Un angelito que canta.

Romina despertó con la sensación de que algo la observaba. Aún no eran las siete y el sol apenas se colaba entre las cortinas de lino blanco. Abrió los ojos lentamente, y ahí estaba él.

Sentado a los pies de la cama, Rowan la miraba con sus ojos enormes, quietos, como si la estudiara. No decía nada. Ni una palabra. Solo la observaba.

—¿Hola? —preguntó Romina con suavidad, frotándose los ojos—. ¿Dormiste bien?

El niño no respondió. Parpadeó una vez. Luego bajó la mirada y comenzó a mover los dedos como si contara mentalmente.

Romina se sentó, apoyando la espalda en el cabecero.

—Sé que esto es raro para ti, lo sé… pero estás a salvo, ¿sí? Soy tu amiga. No permitiré que ese ogro te vuelva a alzar la voz sin primero darle un carterazo.

Silencio.

Desde que Cori se lo entregó, la noche anterior, Rowan no había dicho una sola palabra. Ni al cenar, ni al cambiarse, ni al mirar la tele. Solo asentía o negaba con la cabeza. Por un momento, ella llegó a pensar que era mudo. Pero sus ojos hablaban… de una forma que dolía.

Antes de llegar al apartamento se tomó la libertad de usar por primera vez la tarjeta de la empresa a su antojo. Desde ropa, comida, detergente, accesorios de belleza y de higiene. Algunos juguetes para su edad y una tablet para que no se aburra. Se imaginó que ese niño era suyo de verdad y no escatimó en gastos.

—Voy a tomar un baño rápido. Te voy a preparar la tina si gustas y podrás jugar un rato con los juguetes acuáticos mientras te preparo el desayuno. Si necesitas algo solo pídelo. Aunque no tienes que hablar si no te sientes a gusto.

Minutos después, con la bata puesta, Romina entró al baño y dejó que el agua caliente comenzara a llenar el espacio con vapor. En su pequeña bocina de cerámica, puso su lista de música habitual para ducharse. No eran hits del momento, ni reguetón. Era su secreto: ópera.

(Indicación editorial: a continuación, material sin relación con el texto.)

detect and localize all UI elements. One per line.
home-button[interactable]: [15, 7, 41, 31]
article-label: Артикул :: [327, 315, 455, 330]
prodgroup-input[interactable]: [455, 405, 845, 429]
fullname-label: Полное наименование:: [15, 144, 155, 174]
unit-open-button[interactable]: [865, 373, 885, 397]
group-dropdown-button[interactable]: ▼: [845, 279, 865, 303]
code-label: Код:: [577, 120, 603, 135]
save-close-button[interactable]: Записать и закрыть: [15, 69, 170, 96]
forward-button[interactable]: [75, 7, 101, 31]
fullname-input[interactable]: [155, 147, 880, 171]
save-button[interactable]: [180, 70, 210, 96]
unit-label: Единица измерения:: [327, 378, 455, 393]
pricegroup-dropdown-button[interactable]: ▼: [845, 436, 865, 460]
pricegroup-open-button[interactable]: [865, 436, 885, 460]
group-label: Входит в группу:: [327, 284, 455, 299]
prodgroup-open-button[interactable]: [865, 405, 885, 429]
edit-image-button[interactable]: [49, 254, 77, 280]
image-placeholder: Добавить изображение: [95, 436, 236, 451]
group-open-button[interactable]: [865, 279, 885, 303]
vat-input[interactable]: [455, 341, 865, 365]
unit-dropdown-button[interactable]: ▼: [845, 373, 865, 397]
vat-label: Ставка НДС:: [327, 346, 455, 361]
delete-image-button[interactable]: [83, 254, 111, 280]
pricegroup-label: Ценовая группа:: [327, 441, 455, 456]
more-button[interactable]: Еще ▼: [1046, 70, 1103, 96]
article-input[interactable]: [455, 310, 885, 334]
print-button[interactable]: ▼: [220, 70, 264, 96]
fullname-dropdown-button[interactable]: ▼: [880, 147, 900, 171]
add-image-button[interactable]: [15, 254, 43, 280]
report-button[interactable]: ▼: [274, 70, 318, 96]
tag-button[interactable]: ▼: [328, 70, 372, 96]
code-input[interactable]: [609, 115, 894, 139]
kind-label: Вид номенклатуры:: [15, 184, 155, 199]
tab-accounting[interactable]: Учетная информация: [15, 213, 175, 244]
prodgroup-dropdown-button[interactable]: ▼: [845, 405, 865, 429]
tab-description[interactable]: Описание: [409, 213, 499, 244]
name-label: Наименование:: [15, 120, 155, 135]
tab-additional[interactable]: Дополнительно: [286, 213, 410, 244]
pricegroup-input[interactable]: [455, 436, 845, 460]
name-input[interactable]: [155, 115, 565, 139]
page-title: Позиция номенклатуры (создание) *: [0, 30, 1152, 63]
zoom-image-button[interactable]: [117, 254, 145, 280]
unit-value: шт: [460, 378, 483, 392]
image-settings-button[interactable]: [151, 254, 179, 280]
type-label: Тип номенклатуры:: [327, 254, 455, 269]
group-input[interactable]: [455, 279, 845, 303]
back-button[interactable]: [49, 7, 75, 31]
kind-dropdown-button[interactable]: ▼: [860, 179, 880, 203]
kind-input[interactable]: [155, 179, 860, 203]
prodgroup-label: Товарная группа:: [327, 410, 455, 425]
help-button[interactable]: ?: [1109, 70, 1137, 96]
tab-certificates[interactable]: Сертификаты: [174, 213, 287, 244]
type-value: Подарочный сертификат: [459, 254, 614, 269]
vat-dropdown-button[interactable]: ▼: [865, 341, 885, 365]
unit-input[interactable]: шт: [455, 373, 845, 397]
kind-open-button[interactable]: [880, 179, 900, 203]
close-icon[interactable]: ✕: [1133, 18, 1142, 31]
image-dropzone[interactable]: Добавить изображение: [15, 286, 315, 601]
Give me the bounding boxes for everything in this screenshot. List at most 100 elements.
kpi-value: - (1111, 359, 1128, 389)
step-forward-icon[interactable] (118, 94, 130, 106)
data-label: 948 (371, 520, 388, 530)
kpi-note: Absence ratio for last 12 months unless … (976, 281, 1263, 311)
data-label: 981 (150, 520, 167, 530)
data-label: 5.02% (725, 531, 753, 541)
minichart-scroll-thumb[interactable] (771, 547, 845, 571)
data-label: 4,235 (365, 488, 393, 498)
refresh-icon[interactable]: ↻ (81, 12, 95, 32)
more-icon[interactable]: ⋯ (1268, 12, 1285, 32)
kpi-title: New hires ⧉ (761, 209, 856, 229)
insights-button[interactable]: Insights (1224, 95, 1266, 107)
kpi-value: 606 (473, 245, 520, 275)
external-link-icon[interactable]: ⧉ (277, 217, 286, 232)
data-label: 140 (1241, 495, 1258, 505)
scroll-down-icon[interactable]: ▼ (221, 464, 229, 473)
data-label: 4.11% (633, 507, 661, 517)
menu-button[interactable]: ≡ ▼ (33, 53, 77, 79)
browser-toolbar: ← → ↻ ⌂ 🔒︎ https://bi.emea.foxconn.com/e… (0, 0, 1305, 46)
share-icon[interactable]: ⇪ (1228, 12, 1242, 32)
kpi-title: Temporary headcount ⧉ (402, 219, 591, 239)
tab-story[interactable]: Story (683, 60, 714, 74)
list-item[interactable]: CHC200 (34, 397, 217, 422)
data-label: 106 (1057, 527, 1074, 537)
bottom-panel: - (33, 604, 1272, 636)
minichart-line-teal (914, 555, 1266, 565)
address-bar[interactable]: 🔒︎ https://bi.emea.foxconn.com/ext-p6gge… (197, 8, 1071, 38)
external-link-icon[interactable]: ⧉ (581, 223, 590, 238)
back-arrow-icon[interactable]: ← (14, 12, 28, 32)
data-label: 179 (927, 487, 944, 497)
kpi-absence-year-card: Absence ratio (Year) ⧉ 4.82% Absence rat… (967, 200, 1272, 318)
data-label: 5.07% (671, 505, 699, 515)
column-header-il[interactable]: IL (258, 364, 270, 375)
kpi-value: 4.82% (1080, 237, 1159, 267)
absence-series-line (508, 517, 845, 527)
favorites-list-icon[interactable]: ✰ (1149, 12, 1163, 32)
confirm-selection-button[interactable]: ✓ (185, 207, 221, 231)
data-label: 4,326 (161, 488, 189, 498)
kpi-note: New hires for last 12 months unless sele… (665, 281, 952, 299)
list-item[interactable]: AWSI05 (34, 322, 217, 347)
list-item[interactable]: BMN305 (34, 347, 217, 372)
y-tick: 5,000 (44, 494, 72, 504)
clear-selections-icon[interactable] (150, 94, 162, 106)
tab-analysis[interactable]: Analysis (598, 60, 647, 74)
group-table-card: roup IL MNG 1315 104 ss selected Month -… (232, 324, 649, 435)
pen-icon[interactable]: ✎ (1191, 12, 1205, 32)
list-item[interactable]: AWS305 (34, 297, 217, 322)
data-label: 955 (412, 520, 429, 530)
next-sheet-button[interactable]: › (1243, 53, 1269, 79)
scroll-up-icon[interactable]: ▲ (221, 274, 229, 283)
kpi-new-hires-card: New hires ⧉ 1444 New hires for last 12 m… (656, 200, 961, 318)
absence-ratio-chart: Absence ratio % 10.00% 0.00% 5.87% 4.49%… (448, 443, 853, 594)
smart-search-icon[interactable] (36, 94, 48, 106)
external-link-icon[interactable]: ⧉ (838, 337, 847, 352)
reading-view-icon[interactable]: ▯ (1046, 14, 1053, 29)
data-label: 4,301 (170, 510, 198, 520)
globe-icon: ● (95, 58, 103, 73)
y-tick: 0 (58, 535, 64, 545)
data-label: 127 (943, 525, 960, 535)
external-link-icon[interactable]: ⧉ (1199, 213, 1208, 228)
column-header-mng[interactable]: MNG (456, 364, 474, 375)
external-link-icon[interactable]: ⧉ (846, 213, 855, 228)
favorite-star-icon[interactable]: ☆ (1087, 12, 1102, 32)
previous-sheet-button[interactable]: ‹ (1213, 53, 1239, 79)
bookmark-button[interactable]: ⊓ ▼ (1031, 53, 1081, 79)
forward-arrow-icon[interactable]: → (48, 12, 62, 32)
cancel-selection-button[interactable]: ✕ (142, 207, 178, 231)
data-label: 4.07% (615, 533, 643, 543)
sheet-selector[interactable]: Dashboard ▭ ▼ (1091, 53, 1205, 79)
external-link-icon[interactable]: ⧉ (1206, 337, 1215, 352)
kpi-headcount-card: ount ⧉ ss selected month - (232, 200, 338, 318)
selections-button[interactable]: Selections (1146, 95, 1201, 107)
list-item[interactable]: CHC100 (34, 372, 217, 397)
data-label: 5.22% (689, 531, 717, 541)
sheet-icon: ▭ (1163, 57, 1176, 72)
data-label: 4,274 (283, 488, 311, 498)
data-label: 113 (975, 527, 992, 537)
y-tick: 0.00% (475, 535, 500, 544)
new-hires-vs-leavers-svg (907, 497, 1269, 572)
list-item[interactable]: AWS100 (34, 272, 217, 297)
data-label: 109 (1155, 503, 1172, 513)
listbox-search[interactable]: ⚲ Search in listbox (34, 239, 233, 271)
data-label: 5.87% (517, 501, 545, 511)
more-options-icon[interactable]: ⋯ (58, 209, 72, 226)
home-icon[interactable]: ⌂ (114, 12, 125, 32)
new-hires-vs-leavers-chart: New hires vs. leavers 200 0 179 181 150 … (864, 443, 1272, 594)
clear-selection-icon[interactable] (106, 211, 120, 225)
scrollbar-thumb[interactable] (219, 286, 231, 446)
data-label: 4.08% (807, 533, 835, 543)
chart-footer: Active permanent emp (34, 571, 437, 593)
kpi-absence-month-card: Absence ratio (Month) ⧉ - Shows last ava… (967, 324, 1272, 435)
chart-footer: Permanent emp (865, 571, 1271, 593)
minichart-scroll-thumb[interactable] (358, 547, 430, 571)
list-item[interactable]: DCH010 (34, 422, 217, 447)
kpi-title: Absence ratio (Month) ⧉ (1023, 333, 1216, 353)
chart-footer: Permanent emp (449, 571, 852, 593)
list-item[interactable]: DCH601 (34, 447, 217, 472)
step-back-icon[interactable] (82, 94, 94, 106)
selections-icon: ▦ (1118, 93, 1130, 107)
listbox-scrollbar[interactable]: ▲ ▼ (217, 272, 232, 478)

La voz de Andrea Bocelli, se elevó con poder, dramático y perfecto, llenando el apartamento con la intensidad de una vida antigua con el tema vivo por ella en italiano.

Y entonces lo escuchó.

Una segunda voz. Pequeña, dulce... afinada.

Romina entreabrió la puerta de la ducha y bajó el volumen.

La voz del niño seguía.

—È una musa che ci invita

A sfiorarla con le dita

Attraverso un pianoforte

La morte è lontana, io vivo per lei … —cantaba él, con un italiano acentuado, pero correcto. Su voz era frágil, como de cristal... y sin embargo, encajaba con la melodía como si hubiese nacido para ello. Cuando termino la canción, puso una de Indila llamada "Dernière danse" luego de un momento volvió a bajar el volumen y solo sonaba la voz angelical en un francés perfecto.

—Je remue le ciel, le jour, la nuit

Je danse avec le vent, la pluie

Un peu d'amour, un brin de miel

Et je danse, danse, danse, danse, danse, danse, danse

Et dans le bruit, je cours et j'ai peur

Est-ce mon tour?

Vient la douleur

Dans tout Paris, je m'abandonne

Et je m'envole, vole, vole, vole, vole, vole, vole.

Romina se quedó helada. No sabía si enjabonarse o llorar.

¿Rowan… cantando ópera italiana y balada pop francesa?

Salió envuelta en la toalla y lo encontró en el pasillo, de pie, solo. Con los ojos cerrados. Cantaba de memoria.

Pero en cuanto notó su presencia, sus ojos se abrieron de golpe, y la canción se desvaneció.

—Rowan… —susurró ella—. ¿Cómo sabes esas canciónes? Cantas precioso.

El niño la miró con una mezcla de susto y vergüenza. Bajó la mirada. Luego se giró y regresó al sofá sin decir una palabra más.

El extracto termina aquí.